By:Staff Writer
March 03, Colombo (LNW):Sri Lanka’s ambitious “Rebuilding Sri Lanka” Fund, created in the wake of Cyclone Ditwah, is now at the centre of a growing governance debate with lawmakers and civil society warning that concentrated private sector influence could expose the country to serious financial risk.
The fund, operating under the Presidential Secretariat, is managed by a seven-member committee combining senior state officials with leading corporate executives. While Parliament has approved the mechanism, critics argue that approval alone does not guarantee meaningful oversight.
Public Committee on Finance Chairman MP Harsha de Silva has raised concerns regarding the legal architecture of the fund. He has stressed the need for clarity on whether the structure complies fully with Sri Lanka’s public finance laws and whether Parliament retains effective supervisory authority over disbursements, procurement decisions, and auditing processes. According to parliamentary sources, he has cautioned that any ambiguity could weaken accountability at a time when billions are being mobilised.
Finance Ministry figures show the fund has secured over Rs. 8.5 billion locally and more than US$ 9.49 million in foreign contributions. Major pledges include Rs. 420 million from Dialog Axiata and Rs. 500 million from Bank of Ceylon. International support includes contributions from the United States, Australia, China, and the United Kingdom. A digital transparency platform was developed free of charge by Massachusetts Institute of Technology with technical backing from Microsoft.
The Management Committee itself includes powerful business leaders from Hayleys Group, John Keells Holdings, Aitken Spence, Brandix Group and LOLC, alongside senior government representatives.
However, the Law & Society Trust has warned that placing corporate leaders in positions overseeing reconstruction contracts creates structural conflict-of-interest risks. In a recent expert assessment, the organisation reportedly called for mandatory public disclosure of procurement decisions, independent audits beyond internal mechanisms, and strict recusal requirements for committee members linked to bidding entities.
The committee has already disbursed approximately Rs. 24.4 billion in relief and launched Treasury-backed 3 percent interest loans for micro, small, and medium enterprises. It is also preparing for large-scale housing construction projected at 50,000 homes by 2026. President Anura Kumara Dissanayake has urged faster implementation of compensation programmes, particularly in hard-hit districts.
Hitherto observers warn that speed must not override safeguards. Sri Lanka’s past experience with the Helping Hambantota Fund under former President Mahinda Rajapaksa continues to serve as a cautionary tale about off-budget financial mechanisms and weak institutional checks.

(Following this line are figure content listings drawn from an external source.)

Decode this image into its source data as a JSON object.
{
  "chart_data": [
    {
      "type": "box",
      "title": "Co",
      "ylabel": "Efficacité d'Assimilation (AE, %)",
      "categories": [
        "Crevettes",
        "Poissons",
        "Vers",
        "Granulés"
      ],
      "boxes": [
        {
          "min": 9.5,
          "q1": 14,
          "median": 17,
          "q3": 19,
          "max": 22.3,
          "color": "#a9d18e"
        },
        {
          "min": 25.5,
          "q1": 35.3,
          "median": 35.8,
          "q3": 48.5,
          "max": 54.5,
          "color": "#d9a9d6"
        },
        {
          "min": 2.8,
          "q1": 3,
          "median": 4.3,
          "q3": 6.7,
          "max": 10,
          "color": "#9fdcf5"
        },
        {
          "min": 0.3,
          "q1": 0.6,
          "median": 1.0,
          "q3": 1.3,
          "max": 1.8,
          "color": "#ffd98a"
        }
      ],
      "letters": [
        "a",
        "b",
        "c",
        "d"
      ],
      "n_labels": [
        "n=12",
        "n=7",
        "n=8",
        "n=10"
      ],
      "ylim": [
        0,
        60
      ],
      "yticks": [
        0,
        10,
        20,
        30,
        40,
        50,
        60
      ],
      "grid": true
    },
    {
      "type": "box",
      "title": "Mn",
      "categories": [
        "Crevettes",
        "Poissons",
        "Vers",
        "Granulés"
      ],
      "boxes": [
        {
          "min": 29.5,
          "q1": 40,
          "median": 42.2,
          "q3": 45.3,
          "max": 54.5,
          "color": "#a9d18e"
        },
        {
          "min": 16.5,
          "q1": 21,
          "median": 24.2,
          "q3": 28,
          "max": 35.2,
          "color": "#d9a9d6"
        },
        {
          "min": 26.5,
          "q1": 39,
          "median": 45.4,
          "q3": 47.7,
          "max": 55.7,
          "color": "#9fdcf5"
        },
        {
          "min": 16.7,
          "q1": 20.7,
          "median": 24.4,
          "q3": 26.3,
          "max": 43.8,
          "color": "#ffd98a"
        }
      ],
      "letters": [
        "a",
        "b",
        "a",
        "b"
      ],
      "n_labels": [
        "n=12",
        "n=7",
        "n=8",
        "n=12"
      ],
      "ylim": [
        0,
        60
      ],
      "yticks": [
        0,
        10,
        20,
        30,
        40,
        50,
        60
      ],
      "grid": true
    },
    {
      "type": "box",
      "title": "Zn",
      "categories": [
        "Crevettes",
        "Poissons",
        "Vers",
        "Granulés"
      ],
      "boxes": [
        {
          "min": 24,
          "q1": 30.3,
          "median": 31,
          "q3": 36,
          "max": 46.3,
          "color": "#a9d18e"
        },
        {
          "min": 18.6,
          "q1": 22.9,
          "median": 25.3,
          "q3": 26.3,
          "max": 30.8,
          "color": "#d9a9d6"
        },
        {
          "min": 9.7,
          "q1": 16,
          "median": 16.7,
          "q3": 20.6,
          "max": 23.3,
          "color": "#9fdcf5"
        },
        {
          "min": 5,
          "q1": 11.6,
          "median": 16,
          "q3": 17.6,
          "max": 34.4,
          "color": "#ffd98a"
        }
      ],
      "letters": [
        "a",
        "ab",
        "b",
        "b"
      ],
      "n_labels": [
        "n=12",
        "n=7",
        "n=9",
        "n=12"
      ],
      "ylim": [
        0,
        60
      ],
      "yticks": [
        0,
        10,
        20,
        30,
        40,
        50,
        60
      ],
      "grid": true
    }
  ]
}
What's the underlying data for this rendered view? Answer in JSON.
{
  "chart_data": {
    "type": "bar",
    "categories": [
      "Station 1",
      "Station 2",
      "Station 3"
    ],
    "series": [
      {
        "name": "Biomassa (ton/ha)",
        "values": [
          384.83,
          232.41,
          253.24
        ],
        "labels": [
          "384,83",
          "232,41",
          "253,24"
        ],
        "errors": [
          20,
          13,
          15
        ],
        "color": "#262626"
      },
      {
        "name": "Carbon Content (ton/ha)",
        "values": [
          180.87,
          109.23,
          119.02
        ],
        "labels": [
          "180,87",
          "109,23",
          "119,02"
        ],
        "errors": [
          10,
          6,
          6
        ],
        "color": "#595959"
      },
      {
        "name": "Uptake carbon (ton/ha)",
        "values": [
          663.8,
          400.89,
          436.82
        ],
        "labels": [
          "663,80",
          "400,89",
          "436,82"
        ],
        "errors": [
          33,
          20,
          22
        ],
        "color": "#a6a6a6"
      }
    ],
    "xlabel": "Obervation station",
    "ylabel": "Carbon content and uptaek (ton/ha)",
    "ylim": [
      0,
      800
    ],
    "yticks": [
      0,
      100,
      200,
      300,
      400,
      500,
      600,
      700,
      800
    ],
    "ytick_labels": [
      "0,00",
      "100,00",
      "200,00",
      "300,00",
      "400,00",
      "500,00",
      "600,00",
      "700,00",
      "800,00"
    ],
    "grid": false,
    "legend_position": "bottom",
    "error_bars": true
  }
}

With billions committed and reconstruction accelerating, analysts argue that the government now faces a defining test: whether it can combine private sector efficiency with uncompromising public accountability. Without iron-clad parliamentary scrutiny and transparent procurement rules, the very structure designed to rebuild the nation could expose it to financial mismanagement and reputational damage once again.